Differences in bacterial composition between the subgingival plaque and intratissue communities. The relative abundance of each taxon between the subgingival plaque and intratissue communities was compared. P, patient. (A) The members of top 10 phyla are shown (left panel). Three phyla were differently distributed between the 2 communities (right panel). (B) Seven genera were differently distributed between the 2 communities (P value by 2-tailed Wilcoxon signed-rank test). (C) A heat map was generated for the species/phylotypes whose relative abundance was >2.5% in any sample. (D) The relative abundance of Fusobacterium nucleatum subspecies is shown. ^#P < 0.05 compared with animalis subspecies in plaques. ^†P < 0.05 compared with animalis subspecies in tissues by Kruskal-Wallis test, followed by Mann-Whitney U test. *P < 0.05 by 2-tailed Wilcoxon signed-rank test.

Figure 3.

Distribution of Fusobacterium nucleatum, Porphyromonas gingivalis, and biofilm within the gingival tissue. (A) Tissue sections were stained with hematoxylin and eosin (H&E). Three areas (a, b, c) were examined under high magnification (×1,000) with differential interference contrast microscopy. Arrows indicate the potential directions of infection spread. PE, pocket epithelium. (B, C) Tissue sections were in situ hybridized with F. nucleatum– and P. gingivalis–specific probes, respectively.

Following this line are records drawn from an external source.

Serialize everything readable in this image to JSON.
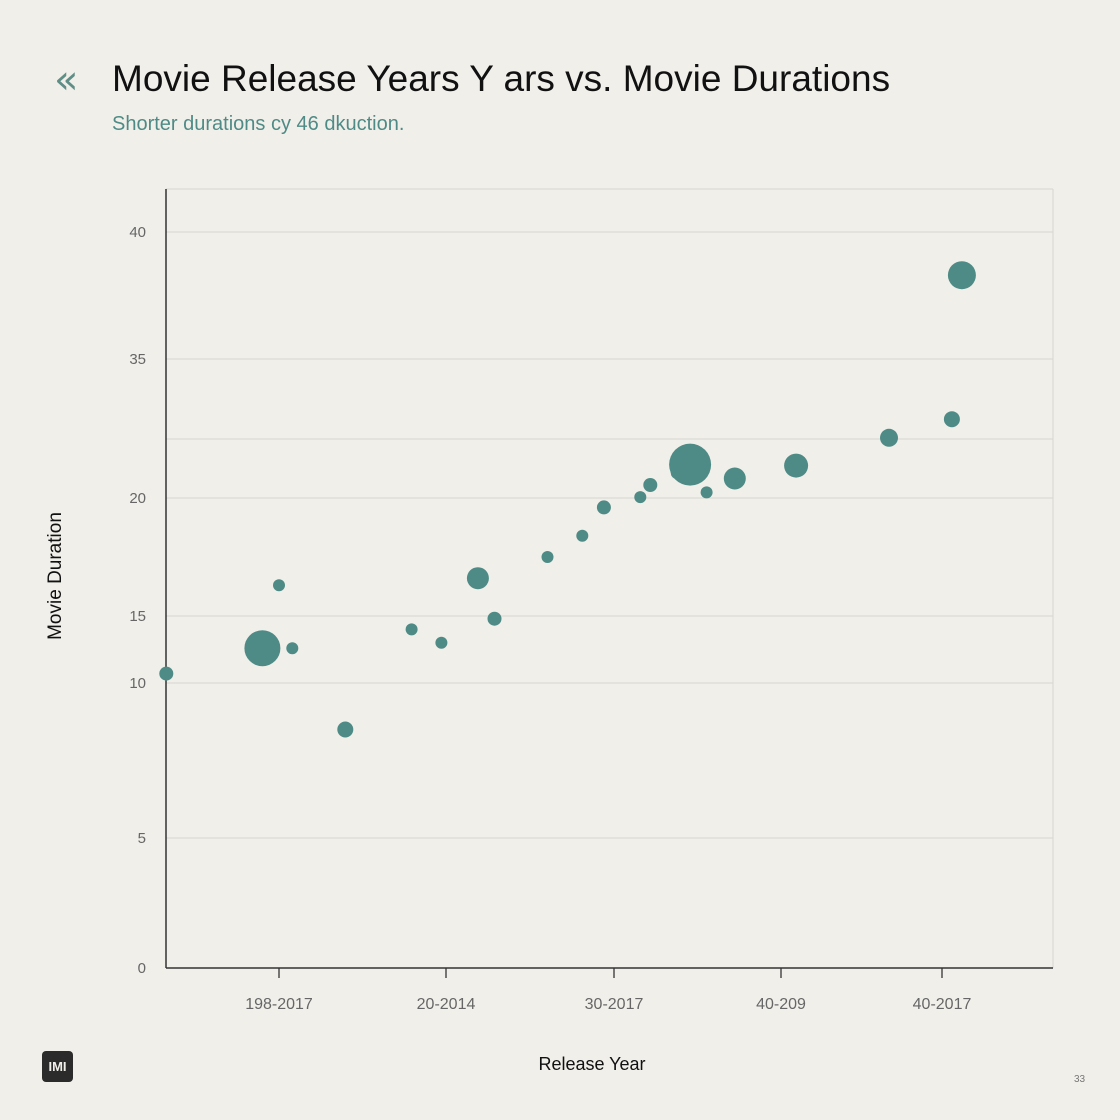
{
  "header": {
    "back_icon": "«",
    "title": "Movie Release Years Y ars vs. Movie Durations",
    "subtitle": "Shorter durations cy 46 dkuction."
  },
  "footer": {
    "logo_text": "IMI",
    "page_number": "33"
  },
  "colors": {
    "point": "#4f8b86",
    "gridline": "#dcd9d3",
    "axis": "#333333",
    "background": "#f1efea"
  },
  "chart_data": {
    "type": "scatter",
    "title": "Movie Release Years Y ars vs. Movie Durations",
    "subtitle": "Shorter durations cy 46 dkuction.",
    "xlabel": "Release Year",
    "ylabel": "Movie Duration",
    "y_ticks": [
      0,
      5,
      10,
      15,
      20,
      35,
      40
    ],
    "x_ticks": [
      "198-2017",
      "20-2014",
      "30-2017",
      "40-209",
      "40-2017"
    ],
    "grid": true,
    "x": [
      0.32,
      0.9,
      1.0,
      1.08,
      1.4,
      1.8,
      1.98,
      2.3,
      2.2,
      2.62,
      2.83,
      2.96,
      3.18,
      3.24,
      3.4,
      3.48,
      3.58,
      3.75,
      4.12,
      4.68,
      5.06,
      5.12
    ],
    "y": [
      10.7,
      12.6,
      16.3,
      12.6,
      8.5,
      14.0,
      13.0,
      14.8,
      16.6,
      17.5,
      18.4,
      19.6,
      20.1,
      21.4,
      22.7,
      23.6,
      20.6,
      22.1,
      23.5,
      26.5,
      28.5,
      38.3
    ],
    "sizes": [
      7,
      18,
      6,
      6,
      8,
      6,
      6,
      7,
      11,
      6,
      6,
      7,
      6,
      7,
      6,
      21,
      6,
      11,
      12,
      9,
      8,
      14
    ]
  }
}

Arrows, bacterial signals; insets, areas with biofilm-like structure are magnified. (D) Tissue sections were stained with 1% alcian blue for acid mucopolysaccharide and counterstained with nuclear fast red. Arrows, biofilm-like structures; arrowheads, mast cells; asterisk, area with intact connective tissue fibers. (E) Correlation plots between bacterial signals and biofilm formation (r and P values by Spearman’s rank correlation test). ROI, region of interest. See Appendix Figure 3 for DIC images taken by confocal microscopy.

Figure 4.

Atomic force microscopy examination of biofilm. (A) A piece of plaque biofilm coembedded with tissue was located in a hematoxylin and eosin (H&E)–stained section (between 2 arrows in top panel). CT, connective tissue. Area corresponding to the white-boxed region in the H&E-stained section was examined in the serial section stained with alcian blue under high magnification (×1,000, bottom panel). Two typical areas were chosen based on alcian blue staining and examined by atomic force microscopy: (B) blue- and (C) red-boxed areas from panel A. Areas a–c (D–F, respectively) from Figure 3A were examined by atomic force microscopy. Thick arrows indicate biofilm-like structures within tissue. Thin arrows indicate scattered bacterial cells. C, eukaryotic cell.